会計ニュース・コレクター(小石川経理研究所)

金融庁、有価証券報告書等に気候・サステナビリティ情報開示の記載欄新設の改正案。Scope1+2は任意開示、同3は開示対象外。ISSBの基準案からかなりの後退(環境金融研究機構より)

金融庁、有価証券報告書等に気候・サステナビリティ情報開示の記載欄新設の改正案。Scope1+2は任意開示、同3は開示対象外。ISSBの基準案からかなりの後退

先日公表された、有報にサステナビリティ情報開示欄をもうけるなどの開示府令案の解説記事。
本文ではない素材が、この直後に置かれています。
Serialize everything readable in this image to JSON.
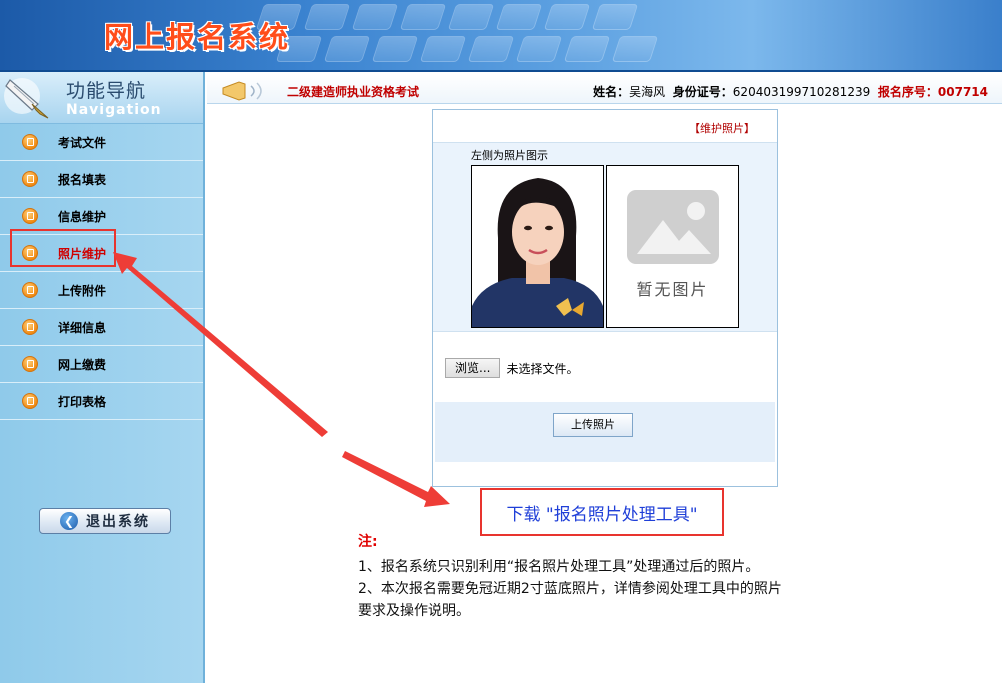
{
  "header": {
    "system_title": "网上报名系统"
  },
  "sidebar": {
    "nav_title_cn": "功能导航",
    "nav_title_en": "Navigation",
    "items": [
      {
        "label": "考试文件"
      },
      {
        "label": "报名填表"
      },
      {
        "label": "信息维护"
      },
      {
        "label": "照片维护"
      },
      {
        "label": "上传附件"
      },
      {
        "label": "详细信息"
      },
      {
        "label": "网上缴费"
      },
      {
        "label": "打印表格"
      }
    ],
    "active_item": "照片维护",
    "logout_label": "退出系统"
  },
  "infobar": {
    "exam_name": "二级建造师执业资格考试",
    "name_label": "姓名：",
    "name_value": "吴海风",
    "id_label": "身份证号：",
    "id_value": "620403199710281239",
    "reg_label": "报名序号：",
    "reg_value": "007714"
  },
  "photo_panel": {
    "maintain_link": "【维护照片】",
    "sample_caption": "左侧为照片图示",
    "no_photo_text": "暂无图片",
    "browse_label": "浏览...",
    "file_status": "未选择文件。",
    "upload_label": "上传照片"
  },
  "download": {
    "link_text": "下载 \"报名照片处理工具\""
  },
  "notes": {
    "heading": "注:",
    "line1": "1、报名系统只识别利用“报名照片处理工具”处理通过后的照片。",
    "line2a": "2、本次报名需要免冠近期2寸蓝底照片，详情参阅处理工具中的照片",
    "line2b": "要求及操作说明。"
  },
  "colors": {
    "annotation_red": "#e8342e",
    "link_blue": "#1f3fd8",
    "alert_red": "#c00000"
  }
}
海外基準と比べて後退しているといって批判的な論調です。

「改正案は金融審議会ディスクロージャーワーキング・グループが6月にまとめた報告を土台としている。主な内容は、まず、有価証券報告書等に新たに「サステナビリティに関する考え方及び取り組み」とする記載欄を新設する点だが、問題はそこに記載する内容だ。改正案では、サステナビリティ全般についての「ガバナンス」「リスク管理」での取り組みの開示は必須記載事項とするが、「戦略」「指標及び目標」は重要性に応じて、企業判断での任意記載とすると切り分けた。
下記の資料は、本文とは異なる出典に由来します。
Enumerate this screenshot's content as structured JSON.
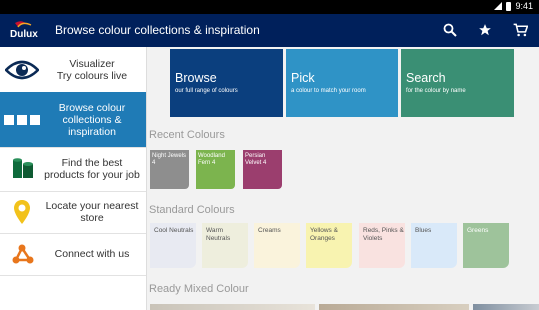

任意記載に分類される「指標及び目標」でのGHG排出量の開示については、「各企業の業態や経営環境等を踏まえた重要性の判断を前提として、Scope1、同2については(任意開示だが)積極的な開示が期待される」とし説明している。だが、Scope3については何ら言及がない。改正案では、Scope1+2の開示も「開示は期待」でしかなく、必須記載ではない点で、ISSBやSECの基準と明瞭に異なる。」

「金融庁案では将来情報を記述する場合、当該の将来情報に関する経営者の認識や、前提となる事実や仮定について合理的な記載がされる場合、さらに将来情報について社内で適切な検討を経たこと等が、検討された事実や仮定等とともに記載されている場合は、記載した将来情報と実際の結果が異なる場合でも、企業は直ちに虚偽記載の責任を負うものではない、としている。

これは米国証券取引委員会(SEC)が採用する「セーフハーバールール」の考えを取り入れる形だ。ただ、SECの気候情報開示での同ルールの採用は、Scope3の取り扱いをめぐってのものであり、金融庁の「SECルールの借用」は、Scope3は対象外としたうえで、サステナビリティ情報全般に、同ルールを適用させて、企業の虚偽記載責任を回避させることを目指す点で、SECルールとは似ても似つかぬ「濫用」のようにも映る。」

今回の開示府令案は、大きな枠だけ、国際的な基準と合わせておいて、中身はこれから検討していく(SSBJなどの検討をやらせる)ということなのでしょう。